When the pleasure of being close to him returns, the guilt goes away. Moreover, desire is often fueled by the awareness of the violation of the taboo, which adds spice to the relationship, and cheating becomes one of the components of sexual life.
Sex twice a day does not guarantee either sexual satisfaction or even fidelity of a partner.
But if the union is based on the fidelity of partners, the severity of guilt can outweigh the excitement caused by betrayal. If sex with a regular partner becomes a manifestation of the narcissistic need to feel «on top», and the motivation for it is a sense of duty, then sooner or later in such a pair, problems with desire will manifest themselves with painful acuteness.
… to keep him (or her)
Behind this desire lies fear, which is more common in women. How common it is is shown by the success enjoyed by books about a thousand and one erotic ways to keep a man. Alas, if it were enough to sort through all the poses of the Kama Sutra to forever exclude any thoughts of treason, then a copy of this book would lie in every family in a place of honor.

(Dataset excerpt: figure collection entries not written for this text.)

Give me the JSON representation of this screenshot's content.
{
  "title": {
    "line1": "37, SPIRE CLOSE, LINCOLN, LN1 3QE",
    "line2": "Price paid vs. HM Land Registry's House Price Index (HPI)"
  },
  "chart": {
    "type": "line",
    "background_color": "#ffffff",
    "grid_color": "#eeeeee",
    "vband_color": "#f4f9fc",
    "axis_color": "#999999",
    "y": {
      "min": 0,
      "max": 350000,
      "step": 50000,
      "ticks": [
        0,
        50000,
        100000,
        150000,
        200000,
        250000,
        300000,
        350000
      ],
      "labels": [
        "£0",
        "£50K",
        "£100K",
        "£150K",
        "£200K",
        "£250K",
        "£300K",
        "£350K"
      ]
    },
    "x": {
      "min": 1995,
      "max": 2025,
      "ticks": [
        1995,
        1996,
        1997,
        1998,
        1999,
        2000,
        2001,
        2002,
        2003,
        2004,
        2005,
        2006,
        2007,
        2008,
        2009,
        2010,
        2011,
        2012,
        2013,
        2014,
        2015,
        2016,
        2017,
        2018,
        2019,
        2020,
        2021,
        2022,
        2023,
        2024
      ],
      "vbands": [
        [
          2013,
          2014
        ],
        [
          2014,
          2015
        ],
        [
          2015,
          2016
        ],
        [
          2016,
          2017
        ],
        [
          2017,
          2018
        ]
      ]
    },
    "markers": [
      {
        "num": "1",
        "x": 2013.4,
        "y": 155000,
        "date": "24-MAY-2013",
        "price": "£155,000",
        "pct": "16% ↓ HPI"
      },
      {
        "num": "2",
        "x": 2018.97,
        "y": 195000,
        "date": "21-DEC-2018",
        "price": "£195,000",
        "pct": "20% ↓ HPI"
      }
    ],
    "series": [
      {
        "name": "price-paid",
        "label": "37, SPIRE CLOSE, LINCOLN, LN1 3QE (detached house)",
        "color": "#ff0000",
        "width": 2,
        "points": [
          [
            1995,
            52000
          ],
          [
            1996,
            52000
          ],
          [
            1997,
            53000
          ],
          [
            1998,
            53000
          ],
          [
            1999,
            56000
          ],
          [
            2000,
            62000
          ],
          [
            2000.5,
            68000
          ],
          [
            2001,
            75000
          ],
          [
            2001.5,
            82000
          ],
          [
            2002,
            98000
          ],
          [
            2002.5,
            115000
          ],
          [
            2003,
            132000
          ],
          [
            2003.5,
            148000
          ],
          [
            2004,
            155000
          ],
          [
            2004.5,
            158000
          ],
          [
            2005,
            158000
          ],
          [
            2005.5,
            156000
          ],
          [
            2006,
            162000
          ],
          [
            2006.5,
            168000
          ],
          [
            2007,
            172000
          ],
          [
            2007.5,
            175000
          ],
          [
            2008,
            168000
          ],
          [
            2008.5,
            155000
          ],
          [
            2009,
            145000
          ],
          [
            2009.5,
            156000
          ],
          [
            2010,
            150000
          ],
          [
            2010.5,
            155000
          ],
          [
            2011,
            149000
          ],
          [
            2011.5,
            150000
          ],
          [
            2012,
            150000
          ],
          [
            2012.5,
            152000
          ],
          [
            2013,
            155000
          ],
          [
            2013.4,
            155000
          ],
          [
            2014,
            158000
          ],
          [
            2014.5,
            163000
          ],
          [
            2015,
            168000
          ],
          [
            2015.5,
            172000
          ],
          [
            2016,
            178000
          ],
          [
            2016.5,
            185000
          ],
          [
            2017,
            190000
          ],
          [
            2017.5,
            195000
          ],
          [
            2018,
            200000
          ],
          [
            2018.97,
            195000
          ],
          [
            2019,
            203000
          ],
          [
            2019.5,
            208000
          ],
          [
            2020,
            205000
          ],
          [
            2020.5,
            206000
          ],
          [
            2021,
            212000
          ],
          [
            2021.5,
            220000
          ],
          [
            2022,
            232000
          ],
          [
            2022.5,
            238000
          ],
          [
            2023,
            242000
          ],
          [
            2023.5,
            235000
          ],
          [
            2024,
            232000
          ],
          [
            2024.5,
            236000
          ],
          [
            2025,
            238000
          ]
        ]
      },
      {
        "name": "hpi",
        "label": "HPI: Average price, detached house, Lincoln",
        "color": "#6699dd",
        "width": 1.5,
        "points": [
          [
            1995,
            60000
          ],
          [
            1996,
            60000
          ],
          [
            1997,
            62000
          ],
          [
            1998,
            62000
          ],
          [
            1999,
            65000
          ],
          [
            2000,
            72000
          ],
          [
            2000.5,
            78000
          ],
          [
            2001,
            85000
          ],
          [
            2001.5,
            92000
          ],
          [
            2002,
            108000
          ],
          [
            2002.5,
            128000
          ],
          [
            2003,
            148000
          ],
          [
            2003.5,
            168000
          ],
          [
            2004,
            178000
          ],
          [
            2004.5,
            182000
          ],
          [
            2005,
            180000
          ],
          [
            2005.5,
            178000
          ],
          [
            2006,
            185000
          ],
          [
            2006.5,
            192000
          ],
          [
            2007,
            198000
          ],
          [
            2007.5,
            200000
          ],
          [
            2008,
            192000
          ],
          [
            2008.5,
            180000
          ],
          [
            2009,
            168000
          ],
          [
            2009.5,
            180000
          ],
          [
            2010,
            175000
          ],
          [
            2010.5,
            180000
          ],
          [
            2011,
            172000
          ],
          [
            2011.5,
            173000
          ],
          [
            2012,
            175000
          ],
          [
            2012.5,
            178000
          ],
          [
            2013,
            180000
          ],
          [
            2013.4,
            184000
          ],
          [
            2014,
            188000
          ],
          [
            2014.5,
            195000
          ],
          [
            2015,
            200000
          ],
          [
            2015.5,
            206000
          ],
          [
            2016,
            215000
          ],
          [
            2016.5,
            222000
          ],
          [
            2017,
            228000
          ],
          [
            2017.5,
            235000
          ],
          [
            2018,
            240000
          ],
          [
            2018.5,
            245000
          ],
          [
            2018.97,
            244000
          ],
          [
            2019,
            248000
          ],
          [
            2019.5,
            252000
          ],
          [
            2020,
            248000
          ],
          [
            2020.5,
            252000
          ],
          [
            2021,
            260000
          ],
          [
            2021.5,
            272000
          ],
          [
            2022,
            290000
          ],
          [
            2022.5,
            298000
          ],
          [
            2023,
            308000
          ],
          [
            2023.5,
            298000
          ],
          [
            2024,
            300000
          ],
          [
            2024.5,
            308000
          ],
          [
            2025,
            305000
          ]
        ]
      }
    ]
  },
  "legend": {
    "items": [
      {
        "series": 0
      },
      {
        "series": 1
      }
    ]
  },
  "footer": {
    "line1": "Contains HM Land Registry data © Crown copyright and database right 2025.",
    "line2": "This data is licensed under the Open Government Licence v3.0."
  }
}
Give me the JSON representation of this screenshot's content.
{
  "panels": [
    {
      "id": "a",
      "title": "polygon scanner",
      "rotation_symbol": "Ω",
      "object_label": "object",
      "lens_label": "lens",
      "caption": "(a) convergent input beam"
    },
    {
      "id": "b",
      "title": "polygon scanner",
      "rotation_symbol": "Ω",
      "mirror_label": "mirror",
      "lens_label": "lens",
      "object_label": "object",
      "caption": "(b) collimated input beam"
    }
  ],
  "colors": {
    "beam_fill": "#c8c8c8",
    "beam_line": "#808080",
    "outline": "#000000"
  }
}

But, as we know, the most powerful aphrodisiac is desire. Free, capricious, elusive — so fragile and therefore so precious. The quality of sexual relations is not determined by quantitative indicators. And sex twice a day does not guarantee either sexual satisfaction, or even fidelity of a partner.
In this deliberate passion, his unconscious will pick up signals of fear and uncertainty — and they really kill desire. Don’t forget: giving in to keep, you can lose sight of yourself.
…just relax
Sex is also one way to relieve stress. We experience pleasure largely due to endorphins — hormones that cause a feeling of euphoria. Orgasm in most cases brings a feeling of lightness and emptiness. Problems can arise if the partner feels that the other is using his body only for his own discharge. Sensual rapprochement, massage, caresses, even sleeping together — all this makes it possible to please each other without treating the partner as an object. And to go further or not, everyone decides for himself.